Nous passâmes le Duero à Aranda. Valladolid fut évacuée; et l'armée, ayant pris position à quelques lieues en avant de Burgos, resta d'abord en observation.

Wellington agit contre l'armée du Centre, entra à Madrid, ensuite revint sur celle de Portugal, et commença le siège du château de Burgos. Il échoua dans le siège; ses attaques furent mal conduites, et le général Dubreton, en défendant le château, montra de la vigueur et du talent.

Plus tard, un mouvement général s'opéra dans l'armée française en Espagne, et l'évacuation de l'Andalousie porta les troupes disponibles à une force double de l'armée anglaise. Alors celle-ci se retira, et l'on n'osa pas essayer de l'entamer.

Soult, qui commandait l'armée française sous Joseph, se trouva, deux mois après la bataille de Salamanque, sur le même terrain où j'avais combattu. L'armée anglaise occupait, avec deux divisions, Alba de Tormès, Calvarossa de Arriba avec une division, et le reste était devant Salamanque. Soult avait quatre-vingt-dix mille hommes d'infanterie, dix mille chevaux et cent vingt pièces de canon. Il était à Huerta, et n'osa rien entreprendre avec de pareils moyens. L'armée anglaise, si l'armée française avait été mieux commandée, aurait dû y périr en entier. Celle-ci se retira derrière l'Aguada; mais il n'est plus en mon pouvoir de parler de la suite des opérations, y étant resté tout à fait étranger.

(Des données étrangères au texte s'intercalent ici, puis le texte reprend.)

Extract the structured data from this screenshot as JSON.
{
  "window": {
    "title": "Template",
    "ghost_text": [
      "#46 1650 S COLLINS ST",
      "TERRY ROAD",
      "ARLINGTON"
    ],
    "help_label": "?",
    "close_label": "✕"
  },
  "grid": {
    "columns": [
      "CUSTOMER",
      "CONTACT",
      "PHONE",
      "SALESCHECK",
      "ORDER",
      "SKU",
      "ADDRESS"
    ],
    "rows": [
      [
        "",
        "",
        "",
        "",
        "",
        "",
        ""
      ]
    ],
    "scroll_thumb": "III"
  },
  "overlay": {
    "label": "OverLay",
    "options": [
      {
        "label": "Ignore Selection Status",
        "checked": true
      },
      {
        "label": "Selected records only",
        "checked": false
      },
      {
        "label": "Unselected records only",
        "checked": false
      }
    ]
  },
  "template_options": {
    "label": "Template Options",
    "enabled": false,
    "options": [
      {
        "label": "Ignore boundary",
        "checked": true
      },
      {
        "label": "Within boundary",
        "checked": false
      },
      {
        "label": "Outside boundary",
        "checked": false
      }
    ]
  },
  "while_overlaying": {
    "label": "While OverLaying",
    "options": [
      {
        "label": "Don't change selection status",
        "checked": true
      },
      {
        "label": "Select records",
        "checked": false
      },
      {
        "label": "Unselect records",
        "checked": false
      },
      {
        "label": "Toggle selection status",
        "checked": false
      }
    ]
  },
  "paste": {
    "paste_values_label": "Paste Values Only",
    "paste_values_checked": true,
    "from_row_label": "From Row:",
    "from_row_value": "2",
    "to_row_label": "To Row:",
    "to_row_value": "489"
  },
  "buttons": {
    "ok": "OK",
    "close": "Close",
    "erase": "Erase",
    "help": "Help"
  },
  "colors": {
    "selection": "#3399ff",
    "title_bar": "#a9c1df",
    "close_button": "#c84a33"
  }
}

Mes blessures étaient extrêmement graves. Cependant mes forces morales n'en furent nullement altérées. Au moment où je fus atteint, les chirurgiens du 120e régiment me donnèrent les premiers secours. Je leur demandai s'il fallait me couper le bras. Ils hésitèrent à me répondre. Je m'en offensai et leur dis qu'il fallait me faire connaître la vérité. Ils déclarèrent que cela était indispensable. Alors je fis appeler le chirurgien en chef, le docteur Fabre, homme du plus grand mérite et mon ami, venu uniquement par attachement pour moi en Espagne et pour m'y suivre. Je lui dis que, sans doute, il allait m'amputer. Il me répondit: «J'espère que non.» Je crus qu'il me trompait; et il me répondit: «Je ne sais pas si je n'y serai pas forcé; mais, je vous le répète, j'espère que non; et, dans tous les cas, ce ne sera pas dans ce moment.»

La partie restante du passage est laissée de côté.